Yes, the use of rf should make the borrowing alive at that point. However, the rule says the borrowing is killed so that the borrowing is not considered relevant when there is a shallow write to i because rf is a borrowing to the i whose prefix is itself.
The two examples differ in a crucial detail – the first one (that does not compile) assigns to the referent of the reference, whereas the second one merely reassigns the reference so it points to a different value.
The next paragraph in fact talks about exactly this issue:
if this is an assignment lv = <rvalue> , then any loan for some path P of which lv is a prefix is killed, where P is not lv.

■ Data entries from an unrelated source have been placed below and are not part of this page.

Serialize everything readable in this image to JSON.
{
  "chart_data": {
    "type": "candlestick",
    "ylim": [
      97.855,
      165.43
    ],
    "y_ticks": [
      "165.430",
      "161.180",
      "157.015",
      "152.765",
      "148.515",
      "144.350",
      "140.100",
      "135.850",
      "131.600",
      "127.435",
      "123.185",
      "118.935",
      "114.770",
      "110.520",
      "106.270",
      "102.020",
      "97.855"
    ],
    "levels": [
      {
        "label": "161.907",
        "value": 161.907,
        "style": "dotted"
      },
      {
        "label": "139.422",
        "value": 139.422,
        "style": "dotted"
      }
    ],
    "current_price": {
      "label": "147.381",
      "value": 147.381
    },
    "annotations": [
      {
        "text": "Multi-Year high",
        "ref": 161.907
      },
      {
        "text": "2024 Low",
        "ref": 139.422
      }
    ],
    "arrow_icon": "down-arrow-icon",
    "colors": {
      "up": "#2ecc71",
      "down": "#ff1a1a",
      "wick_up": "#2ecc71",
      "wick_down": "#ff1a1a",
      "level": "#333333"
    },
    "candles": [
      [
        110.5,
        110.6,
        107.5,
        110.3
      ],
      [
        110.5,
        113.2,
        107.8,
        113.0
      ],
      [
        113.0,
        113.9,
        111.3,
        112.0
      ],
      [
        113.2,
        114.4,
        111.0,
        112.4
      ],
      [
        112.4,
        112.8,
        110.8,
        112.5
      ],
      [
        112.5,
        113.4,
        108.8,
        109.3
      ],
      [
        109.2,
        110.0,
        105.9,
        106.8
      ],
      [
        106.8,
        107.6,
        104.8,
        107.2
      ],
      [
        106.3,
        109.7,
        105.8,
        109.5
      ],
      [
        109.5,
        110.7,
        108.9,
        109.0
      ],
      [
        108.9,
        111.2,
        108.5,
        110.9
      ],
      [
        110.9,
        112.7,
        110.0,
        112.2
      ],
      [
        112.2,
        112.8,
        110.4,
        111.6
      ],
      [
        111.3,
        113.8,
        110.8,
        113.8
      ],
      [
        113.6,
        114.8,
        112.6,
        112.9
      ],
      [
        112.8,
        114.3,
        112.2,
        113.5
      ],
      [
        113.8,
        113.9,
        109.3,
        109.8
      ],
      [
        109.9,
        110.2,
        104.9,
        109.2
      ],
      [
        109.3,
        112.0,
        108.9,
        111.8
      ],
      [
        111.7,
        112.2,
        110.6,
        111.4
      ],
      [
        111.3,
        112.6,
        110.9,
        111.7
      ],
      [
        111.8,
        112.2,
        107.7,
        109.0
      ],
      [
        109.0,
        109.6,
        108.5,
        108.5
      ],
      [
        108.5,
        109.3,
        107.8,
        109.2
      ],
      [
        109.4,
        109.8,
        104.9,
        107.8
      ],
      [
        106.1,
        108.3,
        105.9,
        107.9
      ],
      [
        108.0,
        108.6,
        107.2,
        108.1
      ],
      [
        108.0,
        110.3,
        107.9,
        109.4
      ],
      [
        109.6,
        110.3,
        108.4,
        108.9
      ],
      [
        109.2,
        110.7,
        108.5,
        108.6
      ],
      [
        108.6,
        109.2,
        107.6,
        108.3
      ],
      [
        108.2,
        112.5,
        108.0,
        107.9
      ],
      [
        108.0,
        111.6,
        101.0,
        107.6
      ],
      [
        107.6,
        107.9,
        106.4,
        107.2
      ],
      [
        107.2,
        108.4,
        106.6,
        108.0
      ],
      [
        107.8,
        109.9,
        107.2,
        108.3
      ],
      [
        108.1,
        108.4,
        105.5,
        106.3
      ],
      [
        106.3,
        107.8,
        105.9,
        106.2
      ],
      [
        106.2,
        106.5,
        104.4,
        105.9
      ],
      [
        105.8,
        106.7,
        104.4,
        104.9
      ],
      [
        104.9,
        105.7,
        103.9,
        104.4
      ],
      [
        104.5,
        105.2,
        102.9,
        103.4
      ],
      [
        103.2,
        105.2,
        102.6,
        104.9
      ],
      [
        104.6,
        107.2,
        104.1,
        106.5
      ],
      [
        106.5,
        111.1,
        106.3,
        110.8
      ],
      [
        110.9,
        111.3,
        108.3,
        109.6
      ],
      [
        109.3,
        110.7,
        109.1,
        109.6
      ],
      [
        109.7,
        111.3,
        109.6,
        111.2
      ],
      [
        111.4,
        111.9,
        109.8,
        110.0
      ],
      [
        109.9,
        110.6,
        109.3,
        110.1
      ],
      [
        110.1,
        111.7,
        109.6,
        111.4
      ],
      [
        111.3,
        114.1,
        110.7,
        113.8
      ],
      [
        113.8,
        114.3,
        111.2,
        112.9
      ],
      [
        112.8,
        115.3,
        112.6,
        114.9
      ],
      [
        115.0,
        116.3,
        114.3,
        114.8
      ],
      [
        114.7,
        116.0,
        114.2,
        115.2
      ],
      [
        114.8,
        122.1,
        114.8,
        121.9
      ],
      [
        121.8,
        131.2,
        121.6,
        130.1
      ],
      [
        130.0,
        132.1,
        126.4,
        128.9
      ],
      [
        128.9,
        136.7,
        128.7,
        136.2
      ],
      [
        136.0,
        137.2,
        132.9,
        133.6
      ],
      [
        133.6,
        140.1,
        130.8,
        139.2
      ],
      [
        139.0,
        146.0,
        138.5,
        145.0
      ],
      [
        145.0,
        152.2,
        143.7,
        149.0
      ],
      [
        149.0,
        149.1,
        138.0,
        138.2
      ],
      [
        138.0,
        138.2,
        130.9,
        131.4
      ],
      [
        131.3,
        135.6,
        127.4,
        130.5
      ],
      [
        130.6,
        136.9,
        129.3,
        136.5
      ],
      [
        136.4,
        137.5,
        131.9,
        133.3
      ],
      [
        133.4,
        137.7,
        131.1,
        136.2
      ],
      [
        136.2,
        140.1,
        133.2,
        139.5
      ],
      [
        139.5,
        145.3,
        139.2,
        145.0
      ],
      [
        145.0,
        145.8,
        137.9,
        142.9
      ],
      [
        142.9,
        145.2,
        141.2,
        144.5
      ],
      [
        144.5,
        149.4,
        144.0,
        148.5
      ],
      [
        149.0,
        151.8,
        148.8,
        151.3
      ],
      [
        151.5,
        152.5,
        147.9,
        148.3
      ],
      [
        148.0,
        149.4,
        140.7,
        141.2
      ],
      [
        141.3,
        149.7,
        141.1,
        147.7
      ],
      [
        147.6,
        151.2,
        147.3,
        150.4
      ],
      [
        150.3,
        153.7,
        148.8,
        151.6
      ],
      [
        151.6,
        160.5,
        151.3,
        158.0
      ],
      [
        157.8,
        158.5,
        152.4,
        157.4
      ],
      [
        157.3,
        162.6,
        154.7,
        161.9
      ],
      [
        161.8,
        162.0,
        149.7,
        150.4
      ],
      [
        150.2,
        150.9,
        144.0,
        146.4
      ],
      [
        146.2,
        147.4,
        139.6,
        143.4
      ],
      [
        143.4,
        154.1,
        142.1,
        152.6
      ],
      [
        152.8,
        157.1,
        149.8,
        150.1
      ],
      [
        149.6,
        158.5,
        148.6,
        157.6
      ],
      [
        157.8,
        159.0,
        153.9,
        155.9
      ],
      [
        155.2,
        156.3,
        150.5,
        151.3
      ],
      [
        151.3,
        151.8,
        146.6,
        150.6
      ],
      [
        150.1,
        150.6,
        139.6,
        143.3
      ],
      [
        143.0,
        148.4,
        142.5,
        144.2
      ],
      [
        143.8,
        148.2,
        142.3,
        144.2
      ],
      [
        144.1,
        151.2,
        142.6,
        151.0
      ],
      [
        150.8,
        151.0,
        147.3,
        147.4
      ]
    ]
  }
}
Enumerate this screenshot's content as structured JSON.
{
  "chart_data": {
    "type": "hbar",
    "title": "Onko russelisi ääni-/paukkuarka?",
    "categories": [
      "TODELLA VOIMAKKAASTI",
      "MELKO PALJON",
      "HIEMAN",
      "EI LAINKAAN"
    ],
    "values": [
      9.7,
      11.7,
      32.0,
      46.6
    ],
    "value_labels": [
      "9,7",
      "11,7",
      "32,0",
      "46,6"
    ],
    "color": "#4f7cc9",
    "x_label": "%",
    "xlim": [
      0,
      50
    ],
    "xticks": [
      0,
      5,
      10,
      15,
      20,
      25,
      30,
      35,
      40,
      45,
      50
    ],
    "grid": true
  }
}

which can clarify the note. Otherwise, the "next section" still cannot interpret the note because the relevant borrowings are only those that are in-scope
As you can see, it works in two steps. First, we enumerate a set of in-scope borrows that are relevant to lvalue -- this set is affected by whether this is a "shallow" or "deep" action, as will be described shortly. Then, for each such borrow, we check if it conflicts with the action (i.e.,, if at least one of them is potentially writing), and, if so, we report an error.
A killed borrowing is not considered in the scope.
Ok. So, an lvalue is indeed a prefix of itself? The distinct between my case and the following case
let list: &mut List<T> = ...;
let v = &mut (*list).value;
list = ...; // <-- assignment
is that there is a relevant borrowing at the point of the assignment in my case while there is no relevant borrowing in the assignment point above.
For shallow access, bullet 1 and bullet 2 says
there is a loan for the path lvalue
there is a loan for some prefix of the path lvalue;
which means ('a, mut, i) is a relevant borrowing. For the above case, there is no loan for list according to the bullet 1, no loan for list(prefix of list) according to the bullet 2, and no loan for a path of which list is a shallow prefix according to bullet 3
I believe that's all correct. The second bullet point considers one direction of nesting and indirection and the third considers the opposite direction. The first is just for clarity I think (and overlaps with both directions).